El informe mensual del 12 de diciembre de 2024 del CPC/NCEP/NWS indica que la probabilidad del fenómeno La Niña va en descenso, sin embargo, aún los modelos marcan un enfriamiento para los siguientes dos meses. En invierno se esperan días de contraste, pasando de periodos soleados y calores por arriba del promedio a fríos extremos.
El informe que presentó el Servicio Meteorológico Nacional (SMN), detalla que es probable que La Niña se desarrolle entre diciembre de 2024 y enero de 2025 (59 % de probabilidad), con transición a Niño Oscilación del Sur (ENSO) neutral entre marzo y mayo de 2025 (61 % de probabilidad).
Particularidades
El meteorólogo de Mereored, José Martín Cortés, explicó que es común que con La Niña las precipitaciones sean muy escasas en los estados del Pacífico y norte, mientras en el golfo de México y sureste habría más lluvias de lo habitual.
Esto se corrobora con las perspectivas de porcentaje de precipitación que se espera en el estado y que emitió el SMN, que predicen que para diciembre, en Chiapas habrán lluvias por debajo del rango normal.
Sin embargo en enero y febrero, mes en el que aumentaría la presencia de La Niña con una probabilidad del 70 %, de acuerdo a Martín Cortés; se esperan lluvias por arriba de lo normal para Chiapas; un 15 % más en enero y un 20 % más en febrero.
A pesar de tales condiciones “de los 90 días que dura el invierno (diciembre a febrero), serían más los días soleados y templados/calurosos con temperaturas por encima de lo habitual” sin embargo, los frentes fríos podrán ser muy extremos.
Comité técnico
En la última sesión del Comité Técnico de Operación de Obras Hidráulicas de la Comisión Nacional del Agua (Conagua), se mencionó que en Chiapas, se esperan temperaturas mínimas por debajo del promedio, principalmente en los meses de enero y febrero.

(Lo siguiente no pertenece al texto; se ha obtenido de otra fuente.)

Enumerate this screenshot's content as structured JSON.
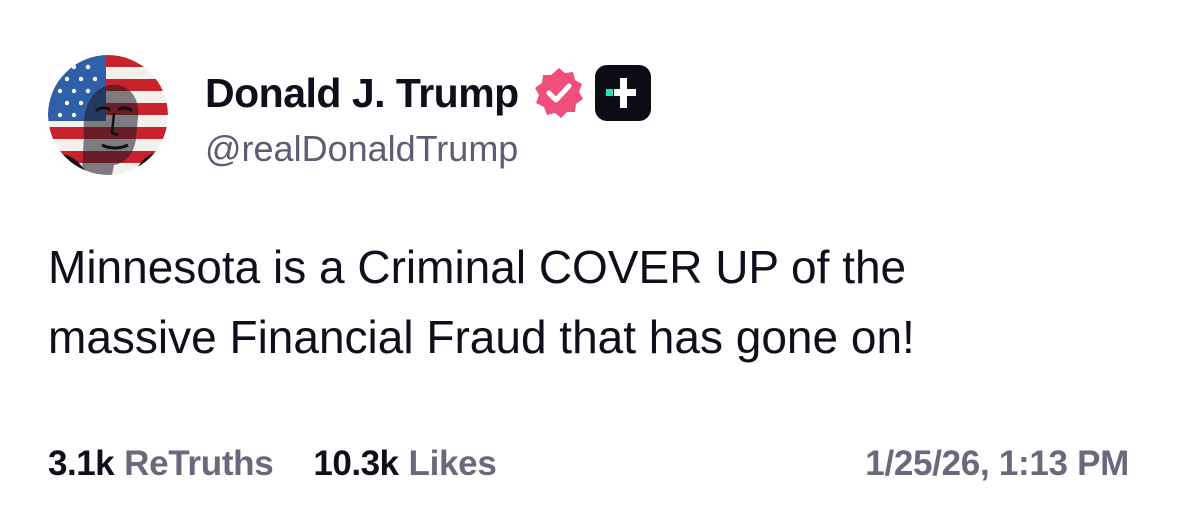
{
  "author": {
    "display_name": "Donald J. Trump",
    "handle": "@realDonaldTrump",
    "avatar_icon": "flag-portrait-avatar",
    "verified_icon": "verified-badge-icon",
    "verified_color": "#f04e7b",
    "plus_icon": "truth-plus-icon",
    "plus_accent": "#2ee0b0"
  },
  "post": {
    "lines": [
      "Minnesota is a Criminal COVER UP of the",
      "massive Financial Fraud that has gone on!"
    ]
  },
  "stats": {
    "retruths_count": "3.1k",
    "retruths_label": "ReTruths",
    "likes_count": "10.3k",
    "likes_label": "Likes"
  },
  "timestamp": "1/25/26, 1:13 PM"
}
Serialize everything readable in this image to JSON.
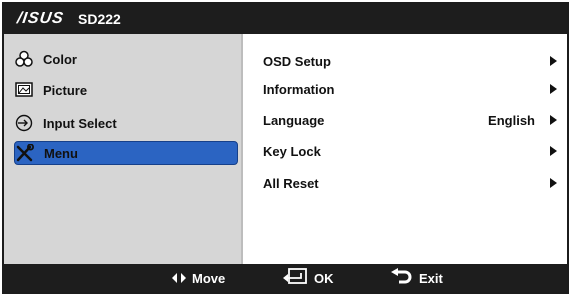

En Chiapas los frentes fríos se caracterizan no solo por los descensos térmicos, también por generar fuertes precipitaciones, principalmente en el norte de la entidad; de hecho estos fenómenos, históricamente, han generado más declaratorias de emergencias que los huracanes, por lo cual, es necesario tomar precauciones.
“Si La Niña se establece, no sería raro pasar de un día con 30 °C a otro con 0°C lloviendo o nevando, o simplemente con frío extremo ártico bajo heladas severas y duraderas como en enero de 2008 y febrero de 2011”, sostiene Martín Cortés.